Tal vez sea el último refugio que le queda al ser humano donde pueda ejercer, vía imaginación y creatividad, su condición ínclita e inclaudicable de decidir fuera del poder y de las órdenes. "Me senté a escribir en el lugar donde cesan las órdenes", supo escribir el poeta Raúl Gustavo Aguirre para siempre.
Mi hija había anotado a Pilar en una escuela de arte y en algún momento casi a fin de año ella le dijo estas palabras entre otras, que por qué si el arte es libertad no la había consultado para anotarla allí. Pero este año se arrepintió y quiso volver. Pilar tiene seis años y cursa primer grado en una escuela estatal. La escuela de arte también lo es. Son ambas muy buenas.
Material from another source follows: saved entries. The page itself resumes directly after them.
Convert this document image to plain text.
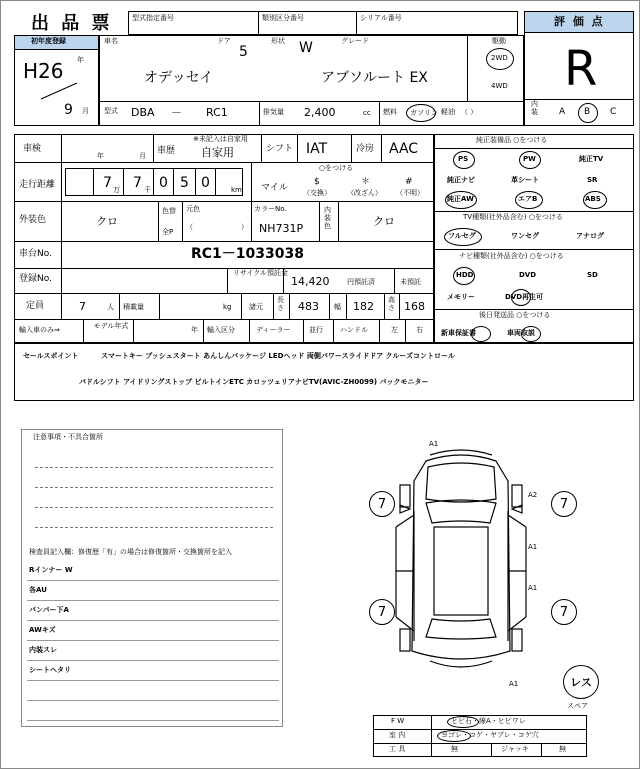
出 品 票	型式指定番号	類別区分番号	シリアル番号	評 価 点
R
内装	A B C
初年度登録
H26 年
9 月
車名
オデッセイ
ドア
5
形状 W	グレード
アブソルート EX
駆動
2WD
4WD
型式 DBA － RC1	排気量 2,400	cc 燃料 ガソリン 軽油 （ ）
車検
年	月
※未記入は自家用
車歴 自家用	シフト IAT	冷房 AAC
走行距離	7 万 7 千 0 5 0	km
○をつける
マイル
$
（交換）
＊
（改ざん）
#
（不明）
外装色	クロ
色替
全P
元色
（	）
カラーNo.
NH731P
内装色	クロ
車台No.	RC1－1033038
登録No.
リサイクル預託金
14,420	円預託済	未預託
定員	7	人 積載量	kg	諸元
長さ 483 幅 182 高さ 168
輸入車のみ⇒	モデル年式	年 輸入区分	ディーラー	並行 ハンドル	左	右
純正装備品 ○をつける
PS	PW	純正TV
純正ナビ	革シート	SR
純正AW	エアB	ABS
TV種類(社外品含む) ○をつける
フルセグ	ワンセグ	アナログ
ナビ種類(社外品含む) ○をつける
HDD	DVD	SD
メモリー	DVD再生可
後日発送品 ○をつける
新車保証書	車両取説
セールスポイント	スマートキー プッシュスタート あんしんパッケージ LEDヘッド 両側パワースライドドア クルーズコントロール
パドルシフト アイドリングストップ ビルトインETC カロッツェリアナビTV(AVIC-ZH0099) バックモニター
注意事項・不具合箇所
検査員記入欄：修復歴「有」の場合は修復箇所・交換箇所を記入
Rインナー W
各AU
バンパー下A
AWキズ
内装スレ
シートヘタリ
A1
A2
A1
A1
A1
7	7
7	7
レス
スペア
F W	ヒビ石・線A・ヒビワレ
室 内	ヨゴレ・コゲ・ヤブレ・コゲ穴
工 具	無	ジャッキ	無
Este año se cumplen cien años de la muerte de uno de los más grandes poetas de la lengua castellana, es decir, Rubén Darío, un hombre libre que nos limpió el idioma y lo dotó de la plasticidad que nos permite expresarnos, y como escribió Borges, poco importa que nosotros lo hayamos leído, porque tal vez su estética hoy nos resulta un poco envejecida, pero sigue cantando con su voz tan plena, como afirma Angel Rama.
La situación de la libertad tiene que ver con la vida, por supuesto.
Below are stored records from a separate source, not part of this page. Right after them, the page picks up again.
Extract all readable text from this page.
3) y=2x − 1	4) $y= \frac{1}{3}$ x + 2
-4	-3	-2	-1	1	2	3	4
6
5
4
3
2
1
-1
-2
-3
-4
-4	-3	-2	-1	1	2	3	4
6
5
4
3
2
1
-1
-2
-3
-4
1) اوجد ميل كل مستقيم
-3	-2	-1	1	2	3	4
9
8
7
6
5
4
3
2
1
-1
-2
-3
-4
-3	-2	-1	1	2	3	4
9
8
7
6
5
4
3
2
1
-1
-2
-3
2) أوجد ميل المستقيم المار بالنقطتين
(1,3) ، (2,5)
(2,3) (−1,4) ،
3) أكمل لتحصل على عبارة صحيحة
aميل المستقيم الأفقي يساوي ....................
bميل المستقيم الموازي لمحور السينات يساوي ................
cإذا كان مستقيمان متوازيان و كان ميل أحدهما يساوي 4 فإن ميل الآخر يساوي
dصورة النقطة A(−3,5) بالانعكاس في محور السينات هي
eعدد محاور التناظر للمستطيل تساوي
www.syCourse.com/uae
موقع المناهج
En otro tiempo ya lejano, ya remoto, en un lugar pequeño, lleno de aire no contaminado, de pájaros libres, de mariposas y de abejas, participé como un integrante más de una barrita de niños, amigos o compañeros de escuela, o ambas cosas a la vez. Todos vestíamos de la misma manera, uniformados por decirlo de algún modo, que nos hacía integrantes de una clase social a la que pertenecíamos por la identidad de nuestros padres. Eramos hijos de obreros rurales, agremiados y defendidos por "el sindicato", como llamaban al de Obreros rurales y Estibadores adheridos a la FATRE.
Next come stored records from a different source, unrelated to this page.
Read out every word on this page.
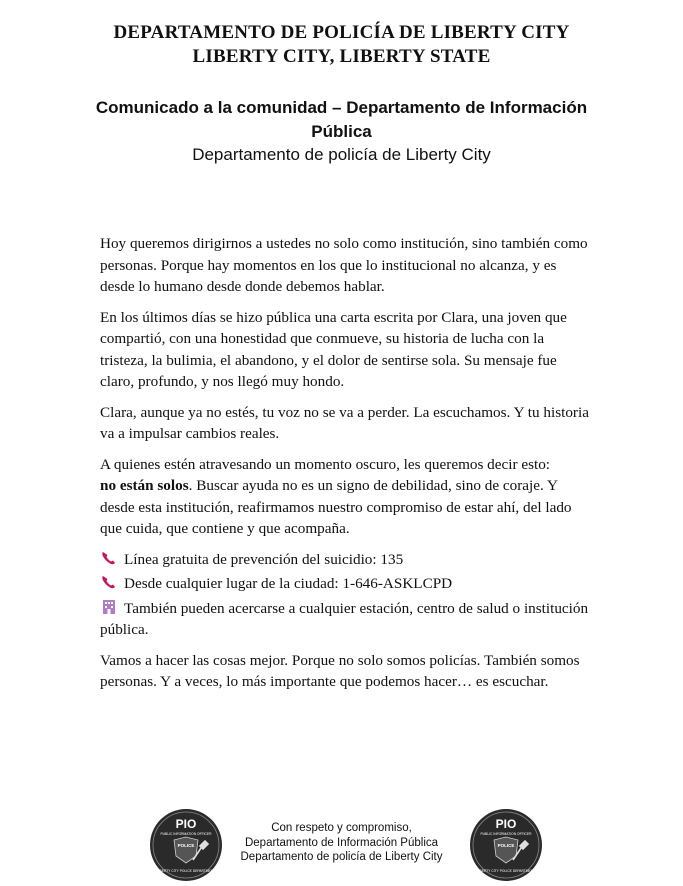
DEPARTAMENTO DE POLICÍA DE LIBERTY CITY
LIBERTY CITY, LIBERTY STATE
Comunicado a la comunidad – Departamento de Información Pública
Departamento de policía de Liberty City

Hoy queremos dirigirnos a ustedes no solo como institución, sino también como personas. Porque hay momentos en los que lo institucional no alcanza, y es desde lo humano desde donde debemos hablar.

En los últimos días se hizo pública una carta escrita por Clara, una joven que compartió, con una honestidad que conmueve, su historia de lucha con la tristeza, la bulimia, el abandono, y el dolor de sentirse sola. Su mensaje fue claro, profundo, y nos llegó muy hondo.

Clara, aunque ya no estés, tu voz no se va a perder. La escuchamos. Y tu historia va a impulsar cambios reales.

A quienes estén atravesando un momento oscuro, les queremos decir esto:
no están solos. Buscar ayuda no es un signo de debilidad, sino de coraje. Y desde esta institución, reafirmamos nuestro compromiso de estar ahí, del lado que cuida, que contiene y que acompaña.

Línea gratuita de prevención del suicidio: 135
Desde cualquier lugar de la ciudad: 1-646-ASKLCPD

También pueden acercarse a cualquier estación, centro de salud o institución pública.

Vamos a hacer las cosas mejor. Porque no solo somos policías. También somos personas. Y a veces, lo más importante que podemos hacer… es escuchar.

PIO
PUBLIC INFORMATION OFFICER
POLICE
LIBERTY CITY POLICE DEPARTMENT
Con respeto y compromiso,
Departamento de Información Pública
Departamento de policía de Liberty City
PIO
PUBLIC INFORMATION OFFICER
POLICE
LIBERTY CITY POLICE DEPARTMENT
La ropa que vestíamos era confeccionada por nuestras madres hacendosas y creativas, raramente usábamos zapatos, como mucho teníamos un par para los domingos y teníamos prohibido patear una pelota con ellos, y nos lo teníamos que quitar cuando volvíamos del cine los domingos por la tarde. Para la escuela usábamos unas zapatillas marca Pampero que nos sacábamos junto al delantal. Y allí nuestras madres nos hacían calzar unas alpargatas que el uso les sacaba un hilo largo al que llamábamos "bigote" y en el verano éramos completamente libres. Nos permitían andar descalzos la mayor parte del día. Nos juntábamos en la cortada de gramilla muy verde donde no pasaba casi nadie. Salvo los perros vagabundos y el carro del lechero, y de allí partíamos hacia los profusos cañadones, munidos de hondas matadora de pájaros o tramperas donde cazábamos grandes cantores para venderles a los vecinos.
En estas incursiones casi siempre veíamos volar bandadas de garzas blancas que eran, para nosotros, la representación de la libertad sin más, bajo el cielo celeste como una chapa reseca.